Missouri is home to some of the nation's most prominent 9/11 truth-seekers. But they are far from unified in their thinking. Berger was barely seated before he began lambasting Stahl's premise that a jet did not hit the Pentagon.

"Why would you say that when there are so many eyewitnesses?" Berger asks. "It wouldn't surprise me if the Pentagon released a video of 77 hitting the building. We know they have the video. They took it from the Sheraton and from the Citgo gas station."

Stahl tries to argue, but before long he resigns himself to eating his Pentagon sandwich with his head bowed.
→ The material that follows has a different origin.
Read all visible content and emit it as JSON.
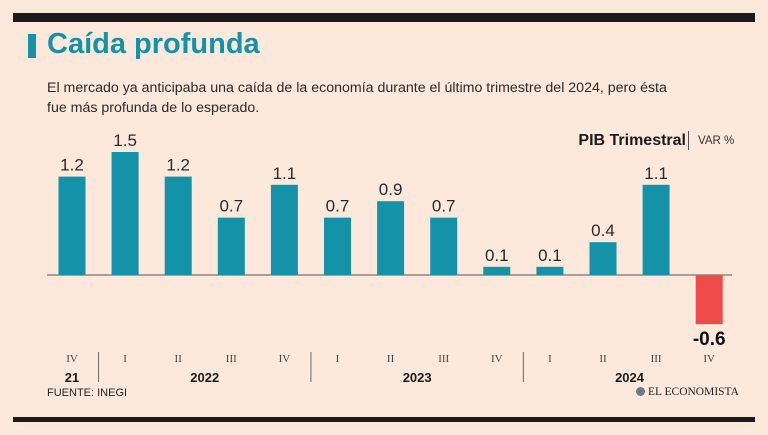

Like most people who believe their efforts are necessary to save mankind, the 40-year-old Berger is almost unbearably intense. With his pressed suits and wavy brown hair, he looks convivial enough, but be warned: He will monologue you until the cows come home.
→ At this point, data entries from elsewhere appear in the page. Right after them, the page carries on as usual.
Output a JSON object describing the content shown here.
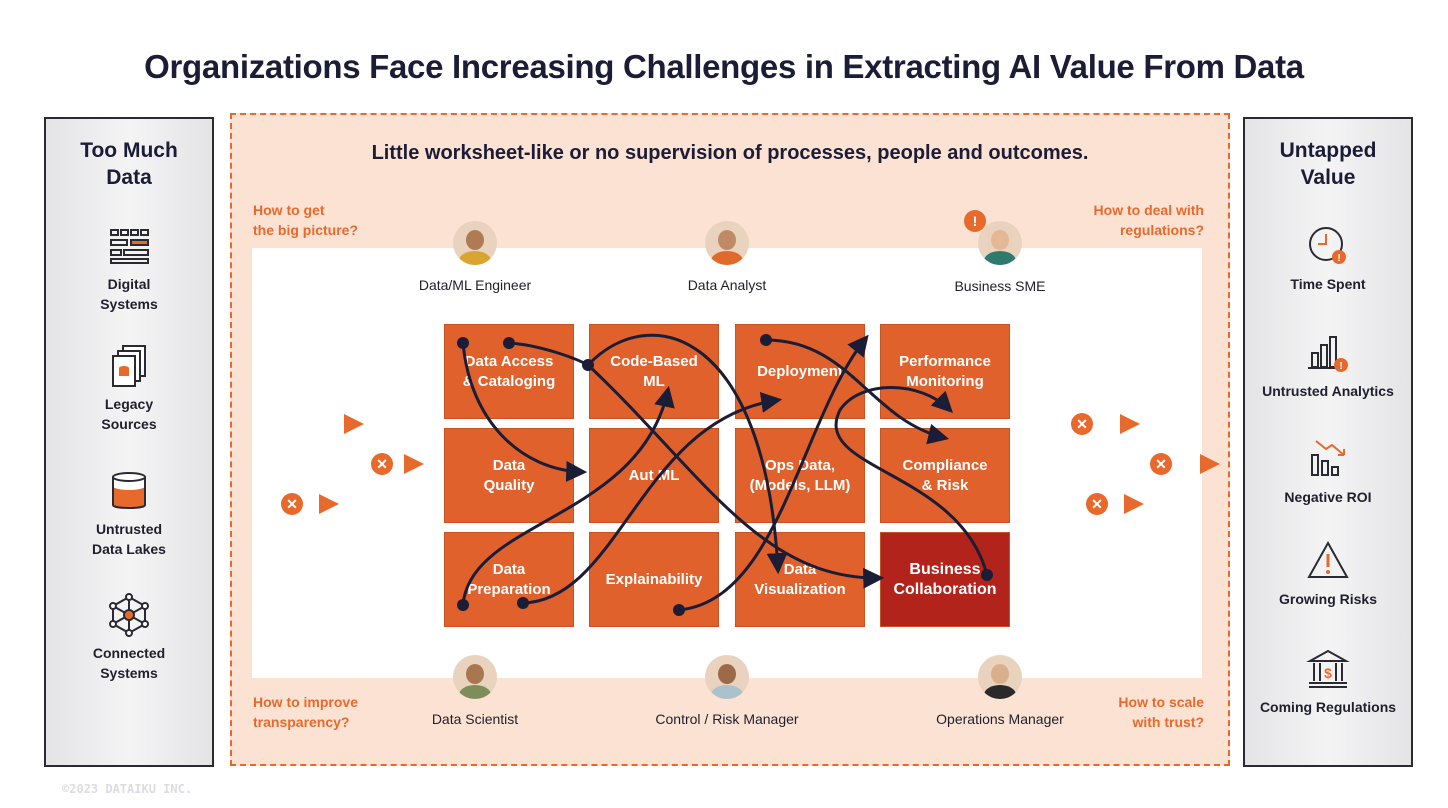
{
  "title": "Organizations Face Increasing Challenges in Extracting AI Value From Data",
  "left_panel": {
    "title_line1": "Too Much",
    "title_line2": "Data",
    "items": [
      {
        "line1": "Digital",
        "line2": "Systems",
        "icon": "server-grid-icon"
      },
      {
        "line1": "Legacy",
        "line2": "Sources",
        "icon": "stacked-documents-icon"
      },
      {
        "line1": "Untrusted",
        "line2": "Data Lakes",
        "icon": "database-cylinder-icon"
      },
      {
        "line1": "Connected",
        "line2": "Systems",
        "icon": "network-nodes-icon"
      }
    ]
  },
  "right_panel": {
    "title_line1": "Untapped",
    "title_line2": "Value",
    "items": [
      {
        "label": "Time Spent",
        "icon": "clock-warning-icon"
      },
      {
        "label": "Untrusted Analytics",
        "icon": "bar-chart-warning-icon"
      },
      {
        "label": "Negative ROI",
        "icon": "declining-chart-icon"
      },
      {
        "label": "Growing Risks",
        "icon": "warning-triangle-icon"
      },
      {
        "label": "Coming Regulations",
        "icon": "bank-building-icon"
      }
    ]
  },
  "center": {
    "subtitle": "Little worksheet-like or no supervision of processes, people and outcomes.",
    "questions": {
      "top_left_1": "How to get",
      "top_left_2": "the big picture?",
      "top_right_1": "How to deal with",
      "top_right_2": "regulations?",
      "bottom_left_1": "How to improve",
      "bottom_left_2": "transparency?",
      "bottom_right_1": "How to scale",
      "bottom_right_2": "with trust?"
    },
    "roles_top": [
      "Data/ML Engineer",
      "Data Analyst",
      "Business SME"
    ],
    "roles_bottom": [
      "Data Scientist",
      "Control / Risk Manager",
      "Operations Manager"
    ],
    "alert_symbol": "!",
    "x_symbol": "✕",
    "tiles": [
      "Data Access\n& Cataloging",
      "Code-Based\nML",
      "Deployment",
      "Performance\nMonitoring",
      "Data\nQuality",
      "Aut ML",
      "Ops Data,\n(Models, LLM)",
      "Compliance\n& Risk",
      "Data\nPreparation",
      "Explainability",
      "Data\nVisualization",
      "Business\nCollaboration"
    ]
  },
  "colors": {
    "accent": "#e8692c",
    "tile": "#e0612b",
    "highlight": "#b1231b",
    "navy": "#1b1d36"
  },
  "copyright": "©2023 DATAIKU INC."
}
"I'm absolutely certain that the government is listening to our conversation right now," he says in a recent phone interview. "They can be listening to millions of conversations at once with eavesdropping technology. It's Big Brother. It's all your worst fears confirmed. We know that NSA [the National Security Agency] has offices in AT&T's corporate office in St. Louis. We know that the government spies on dissidents, on anybody who disagrees with the status quo. They did this in the '60s to members of the civil rights movement, to the women's rights movement."

Berger's home and headquarters are a pretty ranch house in Imperial that he shares with his wife. The home sits on a hill and borders a ravine. Secretary of Homeland Security Michael Chertoff shouldn't bother dropping by, however. Berger's important papers, photographs and other evidence against the government are stashed in secret locations, he says.

"Not to sound paranoid, but what if something were to ever happen to me?" he muses. "Somebody breaks into my house, or I get into a really strange car accident one day. There are people who have [the] information that know to go public with it. We're working on an investigation and, at least for me, the object is not just awareness. I fully intend that one day we're going to prosecute the people who did this."

So far, Berger says he's dug up dirt on malfunctioning firefighter radios — which he claims New York Mayor Rudolph Giuliani knew didn't work — and the impact of toxic dust in the air after the towers collapsed. Soon after the attacks, he says, the Environmental Protection Agency wrongly told people the air near Ground Zero was safe to breathe. "Hundreds of the volunteers who worked at Ground Zero are dying of cancer. All the search dogs are dead." In June the New York Times reported that 200 people rallied at Ground Zero to make the same case.

Berger spends the bulk of his time working on his film, Improbable Collapse, which he hopes to finish in coming months and screen around the country in theaters, schools and libraries. The documentary features interviews with eyewitnesses, researchers and Steven Jones, a Brigham Young University physicist, who speaks to Berger's belief that the World Trade Center towers were brought down by controlled demolition. In particular, the film dissects the collapse of 7 World Trade Center, a 47-story office building in the shadows of the Twin Towers that wasn't hit by a plane.